Rita looked away. She hated the sight of blood. The tablecloth they had previously used for modesty's sake was gone, in order to give John the maximum amount of light. Dana gave Rita's hand another powerful squeeze and moaned. Rita looked back at her and saw that Dana had bitten into her lip. A thin trickle of blood was falling down her chin. Rita looked away again, her stomach doing flip-flops.

"I see the head," cried John. "Come on, Dana. We're nearly there. You can do it. Come on."

Scully moaned and ground the bones of Rita's hand together. I'll never play the piano again, she thought, and let out a hysterical giggle.

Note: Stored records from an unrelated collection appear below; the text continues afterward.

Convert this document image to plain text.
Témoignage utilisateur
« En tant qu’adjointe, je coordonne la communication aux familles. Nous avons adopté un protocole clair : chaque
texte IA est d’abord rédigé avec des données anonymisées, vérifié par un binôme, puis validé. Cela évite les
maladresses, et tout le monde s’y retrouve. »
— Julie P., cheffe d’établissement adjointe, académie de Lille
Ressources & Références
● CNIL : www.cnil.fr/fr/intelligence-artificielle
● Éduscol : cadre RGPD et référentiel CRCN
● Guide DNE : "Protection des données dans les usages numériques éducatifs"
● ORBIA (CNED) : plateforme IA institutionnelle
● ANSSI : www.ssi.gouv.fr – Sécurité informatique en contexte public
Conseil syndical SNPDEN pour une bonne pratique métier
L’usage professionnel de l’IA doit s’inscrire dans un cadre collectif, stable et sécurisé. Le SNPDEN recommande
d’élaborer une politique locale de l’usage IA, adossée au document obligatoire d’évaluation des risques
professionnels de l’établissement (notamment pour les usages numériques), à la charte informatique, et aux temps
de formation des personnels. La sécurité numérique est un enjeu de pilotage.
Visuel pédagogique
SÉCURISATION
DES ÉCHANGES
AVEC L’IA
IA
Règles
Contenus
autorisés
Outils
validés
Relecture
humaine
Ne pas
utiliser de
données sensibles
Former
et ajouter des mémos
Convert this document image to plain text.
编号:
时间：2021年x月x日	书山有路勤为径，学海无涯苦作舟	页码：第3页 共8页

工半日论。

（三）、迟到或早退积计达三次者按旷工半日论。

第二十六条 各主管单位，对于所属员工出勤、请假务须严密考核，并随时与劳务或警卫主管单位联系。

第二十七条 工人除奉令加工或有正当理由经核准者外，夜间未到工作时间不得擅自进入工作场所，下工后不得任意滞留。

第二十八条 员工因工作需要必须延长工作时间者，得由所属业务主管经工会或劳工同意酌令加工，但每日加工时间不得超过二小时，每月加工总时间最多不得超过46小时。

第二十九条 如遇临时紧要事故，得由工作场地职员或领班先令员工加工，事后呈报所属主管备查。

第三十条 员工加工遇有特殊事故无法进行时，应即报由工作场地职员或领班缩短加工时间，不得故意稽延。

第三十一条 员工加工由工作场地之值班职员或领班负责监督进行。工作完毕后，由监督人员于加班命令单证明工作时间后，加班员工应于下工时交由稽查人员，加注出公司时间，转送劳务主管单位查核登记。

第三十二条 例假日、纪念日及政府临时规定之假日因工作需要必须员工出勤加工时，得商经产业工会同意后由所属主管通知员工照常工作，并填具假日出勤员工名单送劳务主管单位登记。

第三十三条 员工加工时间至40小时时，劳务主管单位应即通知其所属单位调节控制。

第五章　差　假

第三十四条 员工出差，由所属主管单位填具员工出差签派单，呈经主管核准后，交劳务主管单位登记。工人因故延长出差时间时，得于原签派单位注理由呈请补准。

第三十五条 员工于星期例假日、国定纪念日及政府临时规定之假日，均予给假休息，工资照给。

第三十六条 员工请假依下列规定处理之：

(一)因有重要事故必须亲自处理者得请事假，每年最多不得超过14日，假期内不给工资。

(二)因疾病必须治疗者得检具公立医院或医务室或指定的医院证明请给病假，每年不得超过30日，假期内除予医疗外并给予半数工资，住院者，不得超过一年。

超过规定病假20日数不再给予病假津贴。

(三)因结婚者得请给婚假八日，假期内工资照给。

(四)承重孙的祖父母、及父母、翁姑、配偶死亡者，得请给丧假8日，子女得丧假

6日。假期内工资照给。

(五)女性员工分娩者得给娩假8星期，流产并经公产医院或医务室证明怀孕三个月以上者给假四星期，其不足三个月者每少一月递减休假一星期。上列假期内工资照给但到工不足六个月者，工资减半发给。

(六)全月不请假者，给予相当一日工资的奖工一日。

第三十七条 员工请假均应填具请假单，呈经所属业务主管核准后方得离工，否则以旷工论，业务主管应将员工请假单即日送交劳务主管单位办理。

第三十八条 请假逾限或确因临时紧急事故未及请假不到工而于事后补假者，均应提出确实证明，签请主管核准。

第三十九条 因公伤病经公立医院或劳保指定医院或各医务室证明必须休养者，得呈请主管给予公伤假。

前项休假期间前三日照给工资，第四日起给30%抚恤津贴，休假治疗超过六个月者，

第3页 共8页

"The shoulders are out now. Come on, you can do it. That's it. It's a boy, you've just had a boy."

Rita left again, this time to fetch a basin with warm water in which to bathe the baby. She was returning with it when the bell jangled and the door opened.

She looked up and saw Dr. Mead there. "Thank God you're here," she said. "But you're late."

"It's miserable out there. The rain is turning to snow. Has the baby been born without me?"

"He has. She's had a healthy baby boy, by the looks of things. No thanks to you."

The doctor laughed. "Wouldn't be the first time."

He looked at his watch. "Three hours till curfew. I'll need to work fast." He began to examine Dana while Rita and John bathed the baby.

Dr. Mead tied and cut the baby's umbilical cord with neat precision. "I have some things in the car that you can have. They're a gift from the lady I was just with. I treated her youngest, who had an earache. I told her I was on my way to a delivery, and she gave me these things instead of payment."

The doctor left and came back with an infant car seat, a stack of cloth diapers, and blankets. He took one of the blankets, deftly wrapped the baby in it, and handed him to John.

"Thank you," Dana said. "I can't even begin to say how grateful we are."

"Don't worry about it," said the doctor, and smiled.

Rita went over to John and looked at the sleeping baby from behind his shoulder. "Do you suppose he'll ever know what it's like? What it was like...before?"

Dana rose from her chair and took the baby from John.

She held him close, rocking with him in her arms. "I don't know," she said. "I hope so."

"You have a fine son, there," said Dr. Mead. "He's special. I can always tell." He looked over at John. "Wouldn't you agree?"

"Without a doubt," John replied. He leaned down and gave Dana a light kiss while caressing the baby's head.

Rita smiled down at the baby. "He looks just like his dad," she said. An odd look passed over Dana's features and Rita wondered what it meant.

"I'm sure he'll grow into quite the man, like his father," said the doctor, beaming.

Dana's face was clouded with worry. "Will he? I wonder."

Rita wondered if she should apologize. Clearly she'd said something wrong.

Dana shook her head. She looked down at the baby, anxiety playing across her features. "Time will tell," she said. She sent a look at John. He paled and pulled his hand away from the child as if he had been burned.

"It's possible he won't, Dana," he said, but he wouldn't look at her.

The two of them left quickly after that, the doctor leaving not long after them. Curfew couldn't be ignored, not even by childbirth. Rita watched them go. "I wonder..." she began to say then stopped.

She had enough problems of her own to worry about.

"Good night, Ben," she called. "I'm just about to take off."

"Remember, we're opening up early again tomorrow. Be here at five, you hear?"

"I'll be here," she said, then stepped outside and shut the door, flipping the sign from open to closed.